ALOYSIUS, in studio: I met Mridula during Nuit Blanche — the route for which, by the way, I was asked by my family to plan out using a map. I saw her holding a map of the event, too.
ALOYSIUS, in person: What’s it like to have a map?
MRIDULA: It’s somewhat reassuring that if I get lost I have something, and that I don’t need to depend on my phone for a map. So having a physical map feels comforting.
This sort of connects to something my high school teacher was telling me about. It was some philosopher — I think it was like Bonini's paradox — where what makes a map useful, in some sense, is that it’s not extremely accurate. So the idea that, like, sometimes you need simplified ideas to get you through. It doesn’t have to be super adapted to the situation.

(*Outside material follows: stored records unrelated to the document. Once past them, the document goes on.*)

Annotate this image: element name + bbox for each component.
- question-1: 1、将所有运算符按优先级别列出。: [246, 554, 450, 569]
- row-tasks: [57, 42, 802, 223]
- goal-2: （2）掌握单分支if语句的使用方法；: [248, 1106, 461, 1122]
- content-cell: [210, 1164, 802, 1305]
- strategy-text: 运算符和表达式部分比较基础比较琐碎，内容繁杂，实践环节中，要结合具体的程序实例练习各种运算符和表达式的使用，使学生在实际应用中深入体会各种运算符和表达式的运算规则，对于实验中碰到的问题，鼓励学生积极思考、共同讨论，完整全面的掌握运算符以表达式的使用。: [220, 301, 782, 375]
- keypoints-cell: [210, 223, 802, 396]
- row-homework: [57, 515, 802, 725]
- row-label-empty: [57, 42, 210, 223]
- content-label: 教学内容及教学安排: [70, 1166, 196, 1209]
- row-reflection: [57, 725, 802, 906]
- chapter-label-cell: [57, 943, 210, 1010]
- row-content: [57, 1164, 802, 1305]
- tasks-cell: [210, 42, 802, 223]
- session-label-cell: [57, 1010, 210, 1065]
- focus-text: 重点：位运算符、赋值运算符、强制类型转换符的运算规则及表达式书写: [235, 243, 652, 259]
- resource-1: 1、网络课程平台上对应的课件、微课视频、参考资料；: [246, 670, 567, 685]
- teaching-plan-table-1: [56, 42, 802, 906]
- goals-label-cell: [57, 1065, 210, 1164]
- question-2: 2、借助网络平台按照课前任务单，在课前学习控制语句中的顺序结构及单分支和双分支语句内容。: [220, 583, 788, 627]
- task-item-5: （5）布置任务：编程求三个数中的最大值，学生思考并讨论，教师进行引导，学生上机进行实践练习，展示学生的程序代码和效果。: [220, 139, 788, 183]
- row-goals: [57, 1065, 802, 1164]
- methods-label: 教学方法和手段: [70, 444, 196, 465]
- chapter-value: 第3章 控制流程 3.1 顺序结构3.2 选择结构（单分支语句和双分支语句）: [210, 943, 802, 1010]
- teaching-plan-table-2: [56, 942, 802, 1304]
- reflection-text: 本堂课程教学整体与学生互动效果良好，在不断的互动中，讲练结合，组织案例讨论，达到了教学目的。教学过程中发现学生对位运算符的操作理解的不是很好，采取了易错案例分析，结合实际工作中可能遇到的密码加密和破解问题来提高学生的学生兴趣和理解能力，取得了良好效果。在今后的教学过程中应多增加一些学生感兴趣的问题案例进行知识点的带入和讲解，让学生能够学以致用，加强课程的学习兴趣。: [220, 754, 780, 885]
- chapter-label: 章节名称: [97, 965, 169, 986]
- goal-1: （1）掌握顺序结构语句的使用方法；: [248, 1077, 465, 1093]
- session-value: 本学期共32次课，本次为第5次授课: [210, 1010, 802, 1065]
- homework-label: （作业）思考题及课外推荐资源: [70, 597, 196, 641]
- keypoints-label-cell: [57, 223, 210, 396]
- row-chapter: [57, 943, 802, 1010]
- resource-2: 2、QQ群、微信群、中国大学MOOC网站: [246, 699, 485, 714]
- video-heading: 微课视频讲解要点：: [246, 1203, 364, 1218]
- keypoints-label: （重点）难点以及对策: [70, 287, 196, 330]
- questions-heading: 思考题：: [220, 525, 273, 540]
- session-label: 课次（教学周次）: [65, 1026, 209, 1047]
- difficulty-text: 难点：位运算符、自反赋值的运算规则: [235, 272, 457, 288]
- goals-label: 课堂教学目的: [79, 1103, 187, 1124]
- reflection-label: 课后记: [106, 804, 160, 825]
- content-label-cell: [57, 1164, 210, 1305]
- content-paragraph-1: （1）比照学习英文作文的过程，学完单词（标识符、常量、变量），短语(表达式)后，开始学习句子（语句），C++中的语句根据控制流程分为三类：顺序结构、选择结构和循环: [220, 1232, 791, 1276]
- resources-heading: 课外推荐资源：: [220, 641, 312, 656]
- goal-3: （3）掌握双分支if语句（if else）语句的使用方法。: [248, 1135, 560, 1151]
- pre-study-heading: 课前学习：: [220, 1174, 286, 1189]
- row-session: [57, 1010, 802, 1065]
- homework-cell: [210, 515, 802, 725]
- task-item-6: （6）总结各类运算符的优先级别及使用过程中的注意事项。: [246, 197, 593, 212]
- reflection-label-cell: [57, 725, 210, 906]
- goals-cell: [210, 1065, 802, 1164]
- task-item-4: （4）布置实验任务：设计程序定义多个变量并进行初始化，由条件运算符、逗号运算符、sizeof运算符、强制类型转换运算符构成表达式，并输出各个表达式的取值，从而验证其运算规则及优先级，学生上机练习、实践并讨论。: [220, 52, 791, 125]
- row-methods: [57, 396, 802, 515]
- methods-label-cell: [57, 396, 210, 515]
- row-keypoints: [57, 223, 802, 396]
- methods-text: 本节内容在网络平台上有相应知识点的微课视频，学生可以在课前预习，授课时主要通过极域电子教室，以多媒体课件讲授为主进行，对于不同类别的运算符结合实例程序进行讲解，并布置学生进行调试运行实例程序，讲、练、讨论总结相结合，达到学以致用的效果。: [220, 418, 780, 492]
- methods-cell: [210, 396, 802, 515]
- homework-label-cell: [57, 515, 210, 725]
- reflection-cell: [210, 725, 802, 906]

You can use these course principles to make your way.
ALOYSIUS: Do you feel like you have a map for your life?
MRIDULA: Absolutely not. [LAUGHTER]
And I’m kind of happy that I don’t. Because I’d like to sort of explore that one without having it all clear to me from the beginning.
ALOYSIUS, in studio: I’m a couple of years older than Mridula. In fact, I’m graduating from my master’s this year, and I still don’t feel like I have a roadmap for where I’m going next in life. But reflecting on Mridula’s hope and excitement, I started to wonder if that uncertainty is okay.
My aunt, now 56, had some advice to pass on.
CAY: There’s no rush. You will know. You’ll wait.
Learn how to watch the movie. Sit and relax.
ALOYSIUS, in person: Do you say this from experience?
CAY: Yes. You don’t have to be…. You don’t have to wait for the future; you don’t have to anticipate the future.
It will come. You just have to relax. Things will unfold.
ALOYSIUS, in studio: Thinking about my aunt’s words, I got home early in the morning and stared at the ceiling. I thought about every time I’d felt scared about the future, every time I obsessed over what course to take, what job to apply to, what career to pursue.
I thought about how anxious I was about that now. But I also looked back at every other time I had before, and how it has — so far — all turned out okay.
Eventually I opened my computer. I booted up an indie game called “A Short Hike,” where you play as a bird collecting feathers so you can fly around the island. There are no other objectives. No pop-ups or pentakills or pesky quests.
And, perhaps most importantly, not a single map. Just the simple, quiet joy of exploring a world where the adventure is what we make of it.